No dia 23 de maio, as entidades entregaram ao governo e aos empresários – na primeira reunião do Grupo de Trabalho Tripartite sobre Relações Trabalhistas, instituído pelo presidente Lula – um conjunto de propostas para uma polêmica reforma sindical. As propostas apresentadas se mantêm na mesma direção das que, quando se tornaram públicas, em fevereiro passado, foram muito criticadas por centrais e confederações que estavam excluídas das discussões.
A proposta entregue pelas centrais, nesta primeira reunião do grupo de trabalho, deixou em 2º plano os direitos dos trabalhadores extirpados por Bolsonaro, numa reviravolta em relação à ideia original, e se concentra no afastamento da presença do Estado nas relações sindicais.
Para refrescar a memória, a dupla Temer /Bolsonaro mudou mais de 100 artigos da CLT, tirando direitos dos trabalhadores tais como a instituição do trabalho intermitente, em que o trabalhador fica à disposição do patrão, sendo que só recebe pelas horas trabalhadas, jornada de doze horas, almoço de meia hora, a terceirização da atividade-fim, entre outras barbaridades.
O golpe principal da dupla Temer/Bolsonaro foi no terreno da estrutura sindical e na rede estatal de proteção aos direitos trabalhistas. Temer acabou com a contribuição sindical (desconto de um dia de trabalho por ano de cada trabalhador). Segundo registros do Ministério do Trabalho, a arrecadação das entidades sindicais caiu 90% e o número de trabalhadores sindicalizados caiu de 18 milhões para 12 milhões.
“Temos que bater em pontos que nos deem a possibilidade de melhorar a situação, e não colocar em risco as garantias que a gente tem hoje”. (Moacyr, presidente da Nova Central)
A reforma do Bolsonaro obstruiu o acesso à Justiça Trabalhista desde que o trabalhador passou a ter que arcar com as custas do processo, no caso de ter sido rejeitada sua reclamação. Já havia fechado o Ministério do Trabalho (MT). Estabeleceu que o acordo individual está acima do acordo coletivo, acabou com a obrigatoriedade das homologações serem feitas com a presença do sindicato, acabou com a ultratividade, que garante a validade do acordo anterior enquanto não se chega a um novo acordo.

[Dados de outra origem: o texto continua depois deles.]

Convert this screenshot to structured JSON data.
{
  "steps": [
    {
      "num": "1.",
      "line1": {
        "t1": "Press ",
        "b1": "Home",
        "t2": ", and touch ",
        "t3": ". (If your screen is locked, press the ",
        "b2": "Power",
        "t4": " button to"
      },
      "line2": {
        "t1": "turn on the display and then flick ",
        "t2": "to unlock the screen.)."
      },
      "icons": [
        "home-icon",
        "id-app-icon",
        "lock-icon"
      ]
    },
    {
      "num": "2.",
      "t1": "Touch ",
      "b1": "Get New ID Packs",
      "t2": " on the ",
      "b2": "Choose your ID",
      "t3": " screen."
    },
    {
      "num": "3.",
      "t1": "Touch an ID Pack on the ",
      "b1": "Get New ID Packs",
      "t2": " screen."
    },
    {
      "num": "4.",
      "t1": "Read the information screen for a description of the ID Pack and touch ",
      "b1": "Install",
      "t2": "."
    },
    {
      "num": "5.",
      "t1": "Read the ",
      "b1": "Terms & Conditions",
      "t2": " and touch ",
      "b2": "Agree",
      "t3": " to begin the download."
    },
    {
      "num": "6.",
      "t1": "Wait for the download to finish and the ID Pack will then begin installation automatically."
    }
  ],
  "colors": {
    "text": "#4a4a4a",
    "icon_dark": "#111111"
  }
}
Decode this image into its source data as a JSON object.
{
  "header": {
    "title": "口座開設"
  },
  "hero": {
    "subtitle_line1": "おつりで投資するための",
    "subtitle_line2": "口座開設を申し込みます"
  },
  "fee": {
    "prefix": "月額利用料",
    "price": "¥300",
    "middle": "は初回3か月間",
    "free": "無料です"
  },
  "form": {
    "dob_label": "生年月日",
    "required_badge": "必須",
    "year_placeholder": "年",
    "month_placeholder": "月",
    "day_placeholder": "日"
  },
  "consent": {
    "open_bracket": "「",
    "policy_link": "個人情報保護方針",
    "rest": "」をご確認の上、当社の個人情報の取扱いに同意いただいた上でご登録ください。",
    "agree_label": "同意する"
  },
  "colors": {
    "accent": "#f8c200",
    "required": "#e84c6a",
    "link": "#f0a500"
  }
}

Moacyr Auersvald, presidente da Nova Central, disse à Revista Brasil de Fato que “temos que bater em pontos que nos deem a possibilidade de melhorar a situação, e não colocar em risco as garantias que a gente tem hoje”. Para Moacyr, “nessas reformas a gente tem um certo receio porque o presidente Lula não tem maioria dentro do Congresso hoje. A gente não sabe como entram e como saem as coisas”, declarou. O presidente da Nova Central considera o terreno atual inseguro para que as centrais se lancem a esse tipo de iniciativa.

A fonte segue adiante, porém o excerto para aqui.